La Roma è ripartita? “Sai cos’è, a volte vogliamo il gran bel gioco e vogliamo anche i risultati, a me piacerebbe tantissimo perché è anche un po’ la mia filosofia, non sempre si possono ottenere le due cose. Io credo che a volte abbiamo fatto grandissime partite, portando a casa poco o niente, adesso abbiamo bisogno di fare punti. Detto questo la squadra mi è piaciuta non con grande continuità. Secondo me dobbiamo ritrovare un po’ la continuità generale. Dei punti l’abbiamo ritrovata anche se dal mio punto di vista erano sei punti obbligati da fare e la squadra li ha voluti, anche se non è mai facile vincere le partite, specialmente nel girone di ritorno anche con le piccole. Nel campionato italiano tutte diventano difficoltose. Detto questo mi auguro di ritrovare il prima possibile il bel gioco che si è visto anche in questa gara contro il Benevento, a tratti, e lo stesso si è visto anche a Verona nel primo tempo. Di ritrovarlo con più continuità. Quello che manca è la continuità all’interno della gara: a volte partiamo bene, a volte partiamo male. A Verona è stato un po’ il contrario di quello che è successo con il Benevento, per questo mi auguro che la squadra parta bene e finisca meglio, questo è un po’ l’obiettivo che dobbiamo ritrovare principalmente”.
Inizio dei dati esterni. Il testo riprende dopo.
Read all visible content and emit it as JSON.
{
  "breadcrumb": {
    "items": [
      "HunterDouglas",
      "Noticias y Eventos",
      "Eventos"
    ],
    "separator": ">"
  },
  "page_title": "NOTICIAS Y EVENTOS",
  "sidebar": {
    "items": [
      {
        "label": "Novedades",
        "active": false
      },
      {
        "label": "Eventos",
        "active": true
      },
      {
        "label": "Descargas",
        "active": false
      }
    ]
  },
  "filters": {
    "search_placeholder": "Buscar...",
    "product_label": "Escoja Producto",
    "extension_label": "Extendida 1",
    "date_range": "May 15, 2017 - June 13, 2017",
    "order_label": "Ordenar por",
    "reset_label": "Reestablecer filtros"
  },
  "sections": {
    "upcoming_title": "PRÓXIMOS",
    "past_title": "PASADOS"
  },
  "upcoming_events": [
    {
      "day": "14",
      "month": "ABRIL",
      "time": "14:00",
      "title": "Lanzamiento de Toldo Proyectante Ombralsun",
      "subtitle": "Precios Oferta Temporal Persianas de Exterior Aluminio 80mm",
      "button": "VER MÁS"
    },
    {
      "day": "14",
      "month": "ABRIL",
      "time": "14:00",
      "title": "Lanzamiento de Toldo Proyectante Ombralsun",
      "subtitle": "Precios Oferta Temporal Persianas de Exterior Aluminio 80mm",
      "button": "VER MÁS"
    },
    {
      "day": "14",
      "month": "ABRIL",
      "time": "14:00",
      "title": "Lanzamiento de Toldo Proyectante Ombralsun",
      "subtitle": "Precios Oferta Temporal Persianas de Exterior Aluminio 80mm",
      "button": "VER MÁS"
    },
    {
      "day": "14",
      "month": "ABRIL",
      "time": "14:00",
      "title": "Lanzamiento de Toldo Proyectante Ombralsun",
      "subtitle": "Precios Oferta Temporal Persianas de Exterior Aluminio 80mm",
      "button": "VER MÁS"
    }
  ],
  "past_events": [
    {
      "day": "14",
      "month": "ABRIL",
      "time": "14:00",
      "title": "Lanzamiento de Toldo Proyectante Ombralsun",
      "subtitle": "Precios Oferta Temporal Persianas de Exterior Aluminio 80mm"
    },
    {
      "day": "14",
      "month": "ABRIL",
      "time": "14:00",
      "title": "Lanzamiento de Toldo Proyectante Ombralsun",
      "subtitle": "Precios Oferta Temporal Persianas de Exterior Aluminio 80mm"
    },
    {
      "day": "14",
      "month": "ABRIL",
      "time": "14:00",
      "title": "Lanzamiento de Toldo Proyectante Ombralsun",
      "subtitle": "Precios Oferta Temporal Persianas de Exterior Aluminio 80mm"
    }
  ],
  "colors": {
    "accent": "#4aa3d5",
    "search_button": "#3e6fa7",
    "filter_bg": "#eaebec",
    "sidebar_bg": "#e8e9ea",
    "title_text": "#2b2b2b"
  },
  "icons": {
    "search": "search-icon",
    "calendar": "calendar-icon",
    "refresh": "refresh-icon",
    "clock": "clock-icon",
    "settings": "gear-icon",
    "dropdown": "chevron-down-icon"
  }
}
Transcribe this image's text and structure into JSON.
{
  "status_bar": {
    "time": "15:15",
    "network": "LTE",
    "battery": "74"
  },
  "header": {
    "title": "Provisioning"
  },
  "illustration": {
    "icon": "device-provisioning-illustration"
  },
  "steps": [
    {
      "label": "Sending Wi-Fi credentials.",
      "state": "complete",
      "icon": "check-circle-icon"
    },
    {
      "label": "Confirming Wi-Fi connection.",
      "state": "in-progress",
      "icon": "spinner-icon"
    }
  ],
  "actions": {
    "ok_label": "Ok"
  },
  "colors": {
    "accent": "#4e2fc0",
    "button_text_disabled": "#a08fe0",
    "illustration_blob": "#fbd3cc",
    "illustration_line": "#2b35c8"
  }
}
La distanza dal Napoli: “Questa è una domanda che avete fatto a Monchi, me la fate a me e io vi rispondo come ha risposto il direttore che, giustamente, per come si era messo il campionato, per i punti che abbiamo perso per strada, per negligenza nostra, a volte per un pizzico di sfortuna, e la fortuna te la devi andare a cercare con gli atteggiamenti e le prestazioni, siamo un pochino mancati sotto certi punti di vista. Non dico in queste ultime due gare, dove abbiamo fatto quello che dovevamo fare, ma in altre gare dove si potevano ottenere più punti non lo abbiamo fatto. Magari il distacco ci sarebbe sempre stato ma non di questa entità. Ovviamente anche io mi sarei aspettato un distacco inferiore. Sono l’allenatore e sono tra i responsabili di questo distacco. Ci sono tante motivazioni ma non il dispendio di energie della Champions. Questo non c’entra niente. Qui ci si dimentica che stiamo facendo un ottavo di Champions e vorrei vedere anche un po’ di ottimismo in questo senso, non che siamo già fuori da tutto. Stiamo lavorando per cercare di andare a recuperare un po’ di strada che abbiamo perso in questo ultimo periodo”.
Gerson e Pellegrini mediani insieme? “Credo che per età e per caratteristiche tutti e due insieme non siano proprio adatti, a livello di esperienza e a livello tattico nel fare i due mediani. Mentre uno davanti, che può essere più Gerson, a fare un po’ il trequartista, o se dovessimo giocare a tre sì, come due mezzali non come centrali. Due mediani insieme… Pellegrini e Gerson non hanno la capacità di poter sopperire, di giocare insieme. E’ un discorso di esperienza, è un discorso tattico, di lettura di certe situazioni”.